Other celebrations include charity abseiling, a community market in South Queensferry and visits to the top of the bridge guided by Network Rail.

The bridge was designed by Sir Benjamin Baker with the assistance of Sir John Fowler and is widely recognised as the first major bridge to be built from steel, of which 65,000t was used alongside almost seven million rivets.

Its opening reduced northward rail links to Aberdeen along the East Coast Mainline by four and a half hours, increasing trade within Scotland and the UK.

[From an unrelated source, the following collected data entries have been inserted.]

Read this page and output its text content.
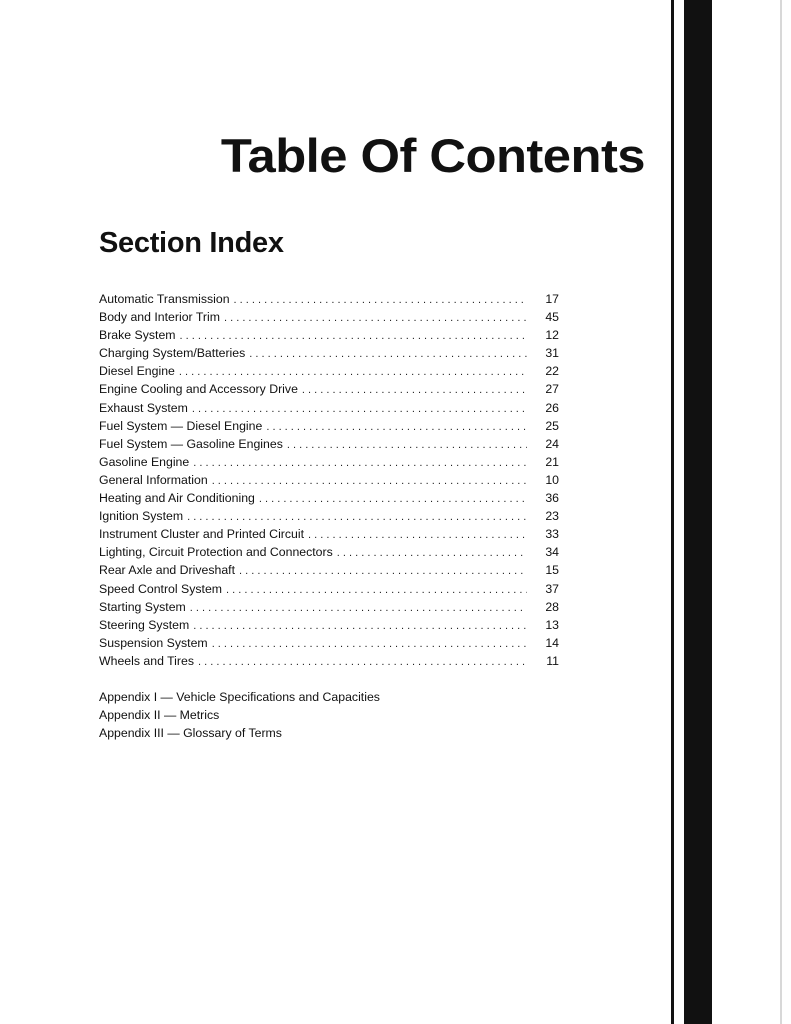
Table Of Contents
Section Index
Automatic Transmission . . .	17
Body and Interior Trim . . .	45
Brake System . . .	12
Charging System/Batteries . . .	31
Diesel Engine . . .	22
Engine Cooling and Accessory Drive . . .	27
Exhaust System . . .	26
Fuel System — Diesel Engine . . .	25
Fuel System — Gasoline Engines . . .	24
Gasoline Engine . . .	21
General Information . . .	10
Heating and Air Conditioning . . .	36
Ignition System . . .	23
Instrument Cluster and Printed Circuit . . .	33
Lighting, Circuit Protection and Connectors . . .	34
Rear Axle and Driveshaft . . .	15
Speed Control System . . .	37
Starting System . . .	28
Steering System . . .	13
Suspension System . . .	14
Wheels and Tires . . .	11
Appendix I — Vehicle Specifications and Capacities
Appendix II — Metrics
Appendix III — Glossary of Terms
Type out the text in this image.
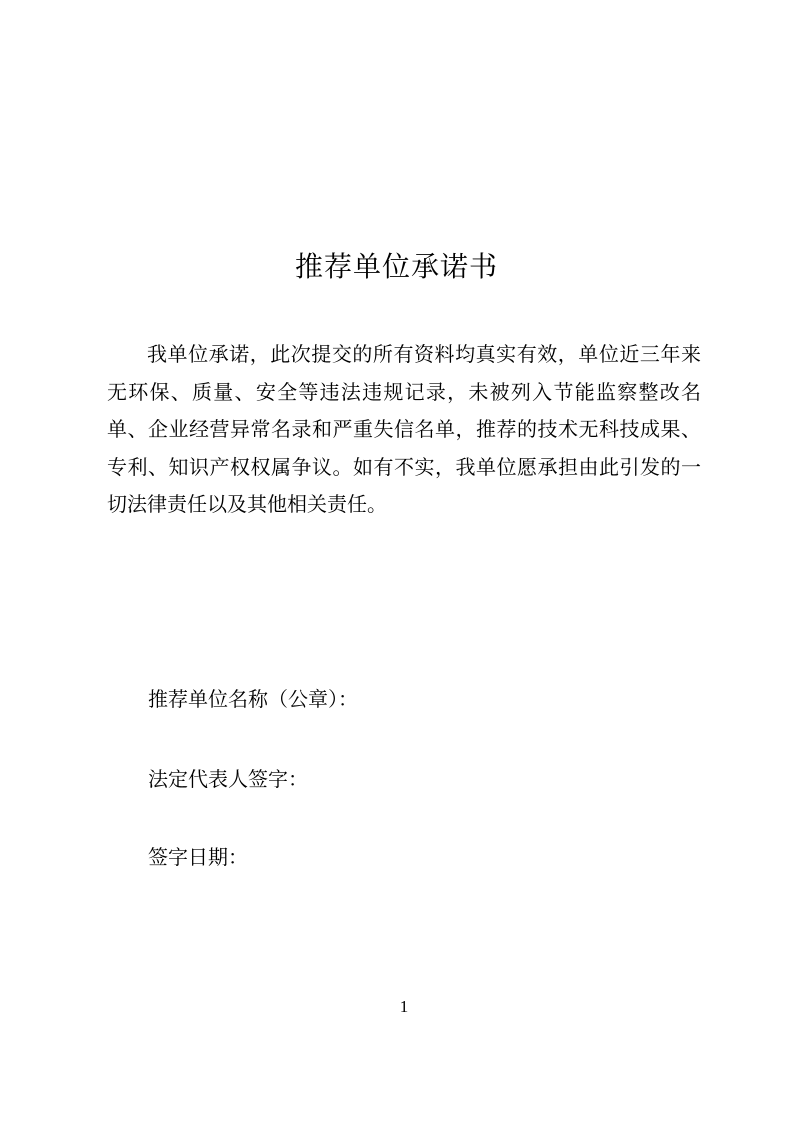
推荐单位承诺书

我单位承诺，此次提交的所有资料均真实有效，单位近三年来无环保、质量、安全等违法违规记录，未被列入节能监察整改名单、企业经营异常名录和严重失信名单，推荐的技术无科技成果、专利、知识产权权属争议。如有不实，我单位愿承担由此引发的一切法律责任以及其他相关责任。

推荐单位名称（公章）：

法定代表人签字：

签字日期：

1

Institution of Civil Engineers’ historical engineering works panel chair Gordon Masterton said: “The Forth Bridge is one of the world’s supreme engineering achievements. It epitomises the ‘can do’ ethos of the high Victorian age with its genesis in the industrial revolution. The fact that it was successfully built over 125 years ago and is still in service is a stunning vindication of sustainable design.”

Anniversary celebrations for the Forth Bridge follow the adjacent Forth Road Bridge’s 50th anniversary in September last year.